Taylor: Cooper tended to create two sorts of heroes. The first, more conventional (and less interesting) were honorable gentlemen of complete integrity, like Washington. The second were common men with innate, natural senses of morality. He cast the latter as rarities of the lower class. Such characters included Harvey Birch of The Spy as well as Natty Bumppo of The Pioneers. In concluding these novels, Cooper has these common men of noble spirits accept subordination to men of a higher class, Washington in The Spy and the Effinghams in The Pioneers. In this way, Cooper acknowledged the democratic dimension of the revolution while ultimately seeking to contain it.

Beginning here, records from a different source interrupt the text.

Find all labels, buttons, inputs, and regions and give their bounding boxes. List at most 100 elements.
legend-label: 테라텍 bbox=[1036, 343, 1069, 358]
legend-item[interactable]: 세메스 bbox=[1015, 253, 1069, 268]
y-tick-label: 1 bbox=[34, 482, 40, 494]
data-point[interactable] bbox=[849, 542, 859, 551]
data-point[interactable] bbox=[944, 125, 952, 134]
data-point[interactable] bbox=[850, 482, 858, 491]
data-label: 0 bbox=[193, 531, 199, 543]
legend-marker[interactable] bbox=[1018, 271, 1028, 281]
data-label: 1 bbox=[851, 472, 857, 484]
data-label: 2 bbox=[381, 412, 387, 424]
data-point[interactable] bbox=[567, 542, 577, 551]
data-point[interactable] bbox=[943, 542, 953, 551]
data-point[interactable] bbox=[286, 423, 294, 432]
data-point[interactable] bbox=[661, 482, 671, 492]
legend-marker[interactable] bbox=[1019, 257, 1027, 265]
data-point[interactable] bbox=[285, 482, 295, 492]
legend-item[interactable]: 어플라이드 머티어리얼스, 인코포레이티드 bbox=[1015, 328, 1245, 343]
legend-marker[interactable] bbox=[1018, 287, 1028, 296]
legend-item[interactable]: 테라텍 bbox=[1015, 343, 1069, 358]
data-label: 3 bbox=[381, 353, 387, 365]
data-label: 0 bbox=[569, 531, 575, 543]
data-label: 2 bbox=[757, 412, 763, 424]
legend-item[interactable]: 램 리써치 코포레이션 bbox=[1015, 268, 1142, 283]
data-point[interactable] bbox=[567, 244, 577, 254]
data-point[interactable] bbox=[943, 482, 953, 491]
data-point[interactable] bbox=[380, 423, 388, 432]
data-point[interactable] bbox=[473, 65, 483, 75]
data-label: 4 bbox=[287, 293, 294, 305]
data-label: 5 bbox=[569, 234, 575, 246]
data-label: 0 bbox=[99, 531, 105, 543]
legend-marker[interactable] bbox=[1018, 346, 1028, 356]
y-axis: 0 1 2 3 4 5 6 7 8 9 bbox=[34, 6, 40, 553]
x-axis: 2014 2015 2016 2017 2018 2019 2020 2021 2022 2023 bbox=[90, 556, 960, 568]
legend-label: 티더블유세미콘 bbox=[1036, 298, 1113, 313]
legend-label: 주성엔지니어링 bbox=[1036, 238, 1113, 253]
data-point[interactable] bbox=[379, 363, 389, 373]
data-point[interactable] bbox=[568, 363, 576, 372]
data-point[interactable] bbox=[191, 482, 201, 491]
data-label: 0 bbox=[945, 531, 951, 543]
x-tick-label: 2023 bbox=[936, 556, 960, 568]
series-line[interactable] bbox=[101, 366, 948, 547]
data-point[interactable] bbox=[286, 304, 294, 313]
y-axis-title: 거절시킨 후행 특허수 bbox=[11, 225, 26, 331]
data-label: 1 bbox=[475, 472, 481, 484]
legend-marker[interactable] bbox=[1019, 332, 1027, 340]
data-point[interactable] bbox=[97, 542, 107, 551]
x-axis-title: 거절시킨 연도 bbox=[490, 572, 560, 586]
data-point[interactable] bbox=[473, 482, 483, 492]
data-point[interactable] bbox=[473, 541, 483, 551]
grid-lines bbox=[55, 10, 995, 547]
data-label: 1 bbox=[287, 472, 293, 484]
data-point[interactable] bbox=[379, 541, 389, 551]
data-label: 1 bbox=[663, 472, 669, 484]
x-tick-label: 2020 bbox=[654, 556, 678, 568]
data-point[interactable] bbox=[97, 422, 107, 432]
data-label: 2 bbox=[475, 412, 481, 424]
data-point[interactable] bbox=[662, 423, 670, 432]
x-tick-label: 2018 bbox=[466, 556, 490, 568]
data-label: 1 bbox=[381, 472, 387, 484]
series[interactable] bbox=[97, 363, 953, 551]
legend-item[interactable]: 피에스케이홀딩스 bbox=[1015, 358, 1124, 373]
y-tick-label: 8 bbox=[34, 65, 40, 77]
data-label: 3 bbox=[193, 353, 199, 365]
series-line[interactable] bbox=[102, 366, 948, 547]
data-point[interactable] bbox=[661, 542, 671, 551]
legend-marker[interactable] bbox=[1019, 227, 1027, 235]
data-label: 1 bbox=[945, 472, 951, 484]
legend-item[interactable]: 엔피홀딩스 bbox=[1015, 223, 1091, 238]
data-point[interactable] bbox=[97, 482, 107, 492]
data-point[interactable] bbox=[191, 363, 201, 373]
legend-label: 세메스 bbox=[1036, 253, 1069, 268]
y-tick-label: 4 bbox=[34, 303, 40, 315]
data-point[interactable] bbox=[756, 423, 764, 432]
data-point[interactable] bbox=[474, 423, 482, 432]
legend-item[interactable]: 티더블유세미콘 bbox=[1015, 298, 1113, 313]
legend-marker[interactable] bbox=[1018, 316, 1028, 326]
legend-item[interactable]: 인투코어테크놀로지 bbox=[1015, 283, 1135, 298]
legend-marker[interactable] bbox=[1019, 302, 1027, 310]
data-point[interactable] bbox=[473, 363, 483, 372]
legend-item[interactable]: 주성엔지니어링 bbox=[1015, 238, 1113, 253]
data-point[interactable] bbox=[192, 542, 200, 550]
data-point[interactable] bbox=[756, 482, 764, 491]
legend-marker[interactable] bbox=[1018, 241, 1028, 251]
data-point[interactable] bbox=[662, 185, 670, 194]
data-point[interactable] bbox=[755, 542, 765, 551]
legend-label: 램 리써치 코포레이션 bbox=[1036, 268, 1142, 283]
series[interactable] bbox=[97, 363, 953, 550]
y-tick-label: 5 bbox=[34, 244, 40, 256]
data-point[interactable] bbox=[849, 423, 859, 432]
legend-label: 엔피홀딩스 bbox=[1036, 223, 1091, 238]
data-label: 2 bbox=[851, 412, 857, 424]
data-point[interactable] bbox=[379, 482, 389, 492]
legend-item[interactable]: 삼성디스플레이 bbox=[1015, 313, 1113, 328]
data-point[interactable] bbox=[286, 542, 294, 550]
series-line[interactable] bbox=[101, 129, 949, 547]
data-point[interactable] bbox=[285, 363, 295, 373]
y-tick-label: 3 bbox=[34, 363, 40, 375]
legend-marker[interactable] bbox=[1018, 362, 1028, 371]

LOA: Writing in 1852, a year after Cooper’s death, the historian George Bancroft said that in Lionel Lincoln Cooper had recounted the battle of Bunker Hill “better than it is described in any other work.” How does Cooper’s portrayal of that engagement—and of the battle of Lexington and Concord—hold up to historical scrutiny today?

Cooper did his homework in examining the grounds of these battles and in talking to the last survivors. He also had a knack for describing the chaotic ebb and flow of action for men in the heat of battle. So his accounts of these battles remain the best writing in Lionel Lincoln.

James Fenimore Cooper by John Wesley Jarvis, 1822. (New York State Historical Association; public domain via Wikimedia Commons)

LOA: We recently came across the following quote from Walt Whitman:

Cooper was always an outdoor influence: he is perennial fresh air, pure seas; a living accuser of our civilization. Our civilization is anyhow a morbid one—introspective, consciously sinful. But Cooper maintained his independence, manhood, from the very first. The Spy, all the sea tales, Long Tom Coffin—what a creation that!

What is it about Cooper that Whitman is responding to here?

Taylor: While capable of searing criticism of the American social scene, Cooper also sustained a mythic sense of the natural grandeur of the landscape and seascape and of native peoples and deft mariners. He also laid out an idealized notion of the potential evolution of American society through progressive settlement to create the most civilized nation on earth. He thought that by imagining both natural origins and ultimate good that he could persuade readers to make a better society.